5. General damages are not awardable as the dispute arises from a contractual relationship.
6. For the reasons given in the assessment, the plaintiff has only made out a case for the loss suffered in the year 1998 when there was a mismatch where by the high bills ate into the profits to the total tune of Kshs.3, 361,538.00. This will suffer 5% (five) percentage as assessed reduction to cover the minimal water charges of Kshs.168,076.90 leaving a balance of Kshs.3,193,461.10 awardable to the plaintiff as compensation for loss of profit.
7. The credit of Kshs. 2.7 million given to the plaintiff as a re worked figure to compensate for the over payment of the high bills will not be reduced from the resulting award of compensation in number 6 above because:-
(a) It was meant to cover the future consumption of the electricity supply by the plaintiff and not to pay for past losses.
(b) The defendant did not claim a set off equivalent to this figure in its amended defence.

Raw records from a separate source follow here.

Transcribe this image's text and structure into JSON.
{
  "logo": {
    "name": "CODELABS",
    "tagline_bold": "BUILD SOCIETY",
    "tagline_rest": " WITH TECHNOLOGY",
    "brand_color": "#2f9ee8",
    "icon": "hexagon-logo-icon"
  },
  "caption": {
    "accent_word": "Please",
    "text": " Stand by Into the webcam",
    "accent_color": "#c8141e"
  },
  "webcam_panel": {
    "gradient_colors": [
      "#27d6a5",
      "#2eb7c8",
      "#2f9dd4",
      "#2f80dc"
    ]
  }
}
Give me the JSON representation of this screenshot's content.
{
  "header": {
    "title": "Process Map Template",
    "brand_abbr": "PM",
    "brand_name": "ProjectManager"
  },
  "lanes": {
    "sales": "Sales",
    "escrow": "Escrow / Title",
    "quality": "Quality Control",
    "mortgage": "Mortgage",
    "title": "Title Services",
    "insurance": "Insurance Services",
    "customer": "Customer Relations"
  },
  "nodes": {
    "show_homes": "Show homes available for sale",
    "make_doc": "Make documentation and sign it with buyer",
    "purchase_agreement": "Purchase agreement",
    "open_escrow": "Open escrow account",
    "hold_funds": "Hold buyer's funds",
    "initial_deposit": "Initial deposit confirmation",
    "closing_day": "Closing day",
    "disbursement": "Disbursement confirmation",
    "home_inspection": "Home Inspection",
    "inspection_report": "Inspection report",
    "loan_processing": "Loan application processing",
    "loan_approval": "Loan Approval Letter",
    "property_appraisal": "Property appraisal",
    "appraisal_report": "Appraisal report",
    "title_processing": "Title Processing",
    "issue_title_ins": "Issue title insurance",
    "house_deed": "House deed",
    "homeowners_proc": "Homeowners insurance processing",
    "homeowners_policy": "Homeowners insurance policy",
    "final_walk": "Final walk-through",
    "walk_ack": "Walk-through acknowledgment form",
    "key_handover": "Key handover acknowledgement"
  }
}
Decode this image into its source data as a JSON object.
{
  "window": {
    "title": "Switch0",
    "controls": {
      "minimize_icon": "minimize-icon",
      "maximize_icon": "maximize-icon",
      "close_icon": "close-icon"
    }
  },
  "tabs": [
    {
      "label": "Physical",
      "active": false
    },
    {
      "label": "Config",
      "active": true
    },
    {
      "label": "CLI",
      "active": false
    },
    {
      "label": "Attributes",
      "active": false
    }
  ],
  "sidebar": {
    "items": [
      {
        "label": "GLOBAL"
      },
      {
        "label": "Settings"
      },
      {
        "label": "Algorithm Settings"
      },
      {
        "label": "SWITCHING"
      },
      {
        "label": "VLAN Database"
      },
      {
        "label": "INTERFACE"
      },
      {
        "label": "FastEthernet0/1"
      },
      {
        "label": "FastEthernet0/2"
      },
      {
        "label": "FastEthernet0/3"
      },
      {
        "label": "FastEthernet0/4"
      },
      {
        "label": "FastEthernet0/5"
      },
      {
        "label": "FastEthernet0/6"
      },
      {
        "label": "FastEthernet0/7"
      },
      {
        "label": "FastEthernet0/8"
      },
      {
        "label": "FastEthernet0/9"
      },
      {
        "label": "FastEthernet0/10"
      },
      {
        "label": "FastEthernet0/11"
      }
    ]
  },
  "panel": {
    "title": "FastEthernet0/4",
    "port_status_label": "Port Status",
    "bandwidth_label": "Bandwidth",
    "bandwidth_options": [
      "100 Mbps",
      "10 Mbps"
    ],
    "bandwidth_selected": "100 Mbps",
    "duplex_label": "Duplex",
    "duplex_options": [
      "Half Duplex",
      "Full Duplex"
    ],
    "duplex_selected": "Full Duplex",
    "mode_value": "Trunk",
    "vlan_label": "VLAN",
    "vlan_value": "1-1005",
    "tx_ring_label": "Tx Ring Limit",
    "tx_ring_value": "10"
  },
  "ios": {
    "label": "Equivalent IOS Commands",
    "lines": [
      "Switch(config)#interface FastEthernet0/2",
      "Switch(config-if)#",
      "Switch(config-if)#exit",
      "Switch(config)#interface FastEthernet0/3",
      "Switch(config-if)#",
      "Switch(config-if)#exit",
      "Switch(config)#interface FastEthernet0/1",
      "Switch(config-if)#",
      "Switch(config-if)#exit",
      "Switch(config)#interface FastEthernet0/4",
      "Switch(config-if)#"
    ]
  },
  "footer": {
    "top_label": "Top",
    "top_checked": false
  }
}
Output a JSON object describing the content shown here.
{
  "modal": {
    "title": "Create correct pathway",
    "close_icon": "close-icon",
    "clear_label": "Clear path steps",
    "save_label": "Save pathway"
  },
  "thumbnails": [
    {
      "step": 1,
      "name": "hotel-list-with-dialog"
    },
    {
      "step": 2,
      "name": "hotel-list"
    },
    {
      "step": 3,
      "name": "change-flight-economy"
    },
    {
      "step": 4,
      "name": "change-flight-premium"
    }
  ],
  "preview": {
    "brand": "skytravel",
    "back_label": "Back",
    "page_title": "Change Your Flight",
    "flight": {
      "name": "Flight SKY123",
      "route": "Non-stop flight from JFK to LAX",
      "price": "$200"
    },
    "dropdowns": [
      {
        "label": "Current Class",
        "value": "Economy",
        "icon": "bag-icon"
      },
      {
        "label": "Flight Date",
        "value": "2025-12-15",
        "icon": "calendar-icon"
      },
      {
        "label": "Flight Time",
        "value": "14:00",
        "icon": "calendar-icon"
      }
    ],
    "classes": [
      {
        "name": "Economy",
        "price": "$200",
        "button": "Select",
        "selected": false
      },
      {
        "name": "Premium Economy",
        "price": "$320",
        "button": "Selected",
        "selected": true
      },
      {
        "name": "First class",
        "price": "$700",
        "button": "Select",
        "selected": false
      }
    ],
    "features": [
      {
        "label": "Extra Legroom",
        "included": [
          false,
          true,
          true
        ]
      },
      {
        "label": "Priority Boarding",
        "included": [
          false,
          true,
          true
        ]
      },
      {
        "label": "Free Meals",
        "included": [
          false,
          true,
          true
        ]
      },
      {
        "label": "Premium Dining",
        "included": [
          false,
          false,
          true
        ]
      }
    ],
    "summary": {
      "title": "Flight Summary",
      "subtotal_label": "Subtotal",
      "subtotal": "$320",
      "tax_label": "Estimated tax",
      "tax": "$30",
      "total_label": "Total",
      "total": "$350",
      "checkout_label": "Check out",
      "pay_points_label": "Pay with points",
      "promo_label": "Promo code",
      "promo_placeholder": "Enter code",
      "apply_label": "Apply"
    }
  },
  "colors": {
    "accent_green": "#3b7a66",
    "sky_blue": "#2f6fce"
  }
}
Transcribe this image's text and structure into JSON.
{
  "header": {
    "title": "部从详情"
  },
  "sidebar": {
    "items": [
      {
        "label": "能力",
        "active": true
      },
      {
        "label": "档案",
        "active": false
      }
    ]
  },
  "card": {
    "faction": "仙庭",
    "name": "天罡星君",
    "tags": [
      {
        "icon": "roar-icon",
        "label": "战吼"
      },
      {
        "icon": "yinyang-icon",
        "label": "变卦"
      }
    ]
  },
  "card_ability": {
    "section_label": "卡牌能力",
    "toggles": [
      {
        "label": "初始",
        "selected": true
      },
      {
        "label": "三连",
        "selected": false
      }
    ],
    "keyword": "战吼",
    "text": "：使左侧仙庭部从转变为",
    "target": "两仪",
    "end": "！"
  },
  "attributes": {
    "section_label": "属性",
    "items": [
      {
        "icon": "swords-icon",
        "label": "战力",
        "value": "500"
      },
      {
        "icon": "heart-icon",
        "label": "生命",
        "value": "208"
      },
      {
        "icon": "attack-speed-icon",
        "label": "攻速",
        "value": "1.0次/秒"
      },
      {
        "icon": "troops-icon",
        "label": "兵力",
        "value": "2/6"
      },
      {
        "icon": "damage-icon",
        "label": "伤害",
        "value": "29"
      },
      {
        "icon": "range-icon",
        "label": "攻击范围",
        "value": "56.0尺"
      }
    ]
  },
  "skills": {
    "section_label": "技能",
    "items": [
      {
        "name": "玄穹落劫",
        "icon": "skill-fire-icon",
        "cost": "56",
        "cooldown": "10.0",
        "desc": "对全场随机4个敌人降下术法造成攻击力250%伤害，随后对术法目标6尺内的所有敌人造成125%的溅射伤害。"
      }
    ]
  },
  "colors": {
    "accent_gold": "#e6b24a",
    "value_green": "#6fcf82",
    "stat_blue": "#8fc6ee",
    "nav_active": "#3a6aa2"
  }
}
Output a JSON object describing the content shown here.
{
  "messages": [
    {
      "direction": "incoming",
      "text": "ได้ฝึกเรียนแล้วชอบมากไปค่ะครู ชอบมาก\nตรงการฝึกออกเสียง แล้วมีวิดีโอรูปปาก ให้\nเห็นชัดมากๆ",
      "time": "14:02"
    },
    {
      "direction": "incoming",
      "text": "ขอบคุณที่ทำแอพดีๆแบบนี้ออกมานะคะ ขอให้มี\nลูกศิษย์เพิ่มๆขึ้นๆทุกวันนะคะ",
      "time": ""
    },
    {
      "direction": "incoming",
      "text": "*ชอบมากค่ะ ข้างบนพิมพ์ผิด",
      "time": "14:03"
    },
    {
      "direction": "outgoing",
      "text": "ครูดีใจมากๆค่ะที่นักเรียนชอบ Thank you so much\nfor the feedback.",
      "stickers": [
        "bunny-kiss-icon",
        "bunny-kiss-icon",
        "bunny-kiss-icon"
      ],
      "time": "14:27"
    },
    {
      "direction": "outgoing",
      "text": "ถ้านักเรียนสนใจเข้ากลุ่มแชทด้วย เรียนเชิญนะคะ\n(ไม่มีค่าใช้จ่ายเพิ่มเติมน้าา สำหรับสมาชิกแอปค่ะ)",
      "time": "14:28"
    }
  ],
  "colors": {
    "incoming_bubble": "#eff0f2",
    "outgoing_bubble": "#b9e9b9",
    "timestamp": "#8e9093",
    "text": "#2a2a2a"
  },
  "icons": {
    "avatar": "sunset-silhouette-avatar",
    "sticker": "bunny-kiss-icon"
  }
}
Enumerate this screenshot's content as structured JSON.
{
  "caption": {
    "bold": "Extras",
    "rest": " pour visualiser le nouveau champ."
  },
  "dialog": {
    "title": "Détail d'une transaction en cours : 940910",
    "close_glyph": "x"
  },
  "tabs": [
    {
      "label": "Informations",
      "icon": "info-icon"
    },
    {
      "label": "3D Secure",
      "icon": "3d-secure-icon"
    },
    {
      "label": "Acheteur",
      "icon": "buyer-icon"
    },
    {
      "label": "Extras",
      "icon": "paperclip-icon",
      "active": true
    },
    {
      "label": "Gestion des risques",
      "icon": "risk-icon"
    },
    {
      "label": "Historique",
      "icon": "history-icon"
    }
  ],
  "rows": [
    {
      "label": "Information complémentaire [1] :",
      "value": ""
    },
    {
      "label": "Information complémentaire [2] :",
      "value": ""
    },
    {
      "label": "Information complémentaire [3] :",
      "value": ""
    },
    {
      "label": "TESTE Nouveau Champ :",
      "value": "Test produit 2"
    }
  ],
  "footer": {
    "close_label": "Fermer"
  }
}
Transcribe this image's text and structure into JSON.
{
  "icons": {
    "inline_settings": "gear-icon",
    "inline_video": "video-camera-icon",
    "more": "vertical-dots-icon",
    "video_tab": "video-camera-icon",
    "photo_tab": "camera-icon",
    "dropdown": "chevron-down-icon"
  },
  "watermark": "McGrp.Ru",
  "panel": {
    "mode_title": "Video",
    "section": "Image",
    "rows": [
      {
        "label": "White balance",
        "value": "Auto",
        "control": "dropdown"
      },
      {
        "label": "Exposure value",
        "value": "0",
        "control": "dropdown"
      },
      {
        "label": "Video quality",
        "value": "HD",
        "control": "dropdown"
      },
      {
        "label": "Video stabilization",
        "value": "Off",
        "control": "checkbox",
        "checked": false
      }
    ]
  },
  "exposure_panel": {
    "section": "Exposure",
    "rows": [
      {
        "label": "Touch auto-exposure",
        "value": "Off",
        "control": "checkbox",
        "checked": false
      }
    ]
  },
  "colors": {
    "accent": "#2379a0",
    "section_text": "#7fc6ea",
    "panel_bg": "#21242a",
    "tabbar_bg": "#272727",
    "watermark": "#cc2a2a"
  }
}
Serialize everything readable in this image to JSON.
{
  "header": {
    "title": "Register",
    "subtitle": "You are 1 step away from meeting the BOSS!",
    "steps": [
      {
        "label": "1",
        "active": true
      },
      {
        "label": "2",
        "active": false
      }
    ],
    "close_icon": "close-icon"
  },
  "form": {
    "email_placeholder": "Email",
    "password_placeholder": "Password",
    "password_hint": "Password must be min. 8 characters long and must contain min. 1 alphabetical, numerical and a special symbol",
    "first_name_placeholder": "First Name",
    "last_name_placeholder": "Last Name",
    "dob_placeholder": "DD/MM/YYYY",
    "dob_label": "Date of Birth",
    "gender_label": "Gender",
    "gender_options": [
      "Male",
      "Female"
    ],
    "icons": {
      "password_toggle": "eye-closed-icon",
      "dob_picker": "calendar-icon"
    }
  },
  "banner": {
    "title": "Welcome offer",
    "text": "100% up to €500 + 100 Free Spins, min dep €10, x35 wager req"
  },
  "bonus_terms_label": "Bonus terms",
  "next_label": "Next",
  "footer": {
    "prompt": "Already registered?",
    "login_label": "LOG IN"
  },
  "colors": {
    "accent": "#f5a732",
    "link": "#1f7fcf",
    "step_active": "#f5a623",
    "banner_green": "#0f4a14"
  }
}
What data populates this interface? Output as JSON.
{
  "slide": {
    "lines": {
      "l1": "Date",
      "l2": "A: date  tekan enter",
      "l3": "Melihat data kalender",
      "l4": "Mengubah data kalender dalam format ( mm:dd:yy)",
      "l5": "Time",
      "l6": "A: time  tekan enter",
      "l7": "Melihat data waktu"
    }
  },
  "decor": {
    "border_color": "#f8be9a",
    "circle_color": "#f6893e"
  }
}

8. On mitigation of damages, the plaintiff was not in a position to ameliorate the high billings as the power to do that lay with the defendant who had the technical staff who should have ensured that there was no mismatch in the suit premises and secondly that it is detected during their routine check as soon as possible.
9. No award will be made for the loss of business during the closure of the business as PW2 and PW3s evidence should have been backed up by documentary proof or audited accounts.
10.The sum awarded under item 6 will carry interest at court rates from the date of filing till payment in full
11.The plaintiff will have costs of the suit.
12.The delay in the drafting and delivery of this judgment which is highly regretted has been occasioned by systemic work constraints.
SIGNED AT NAIROBI BY HON. LADY JUSTICE R.N. NAMBUYE-JA.
DATED, READ AND DELIVERED AT NAIROBI BY HON. MR. JUSTICE MAJANJA ON THIS 28TH DAY SEPTEMBER,2012.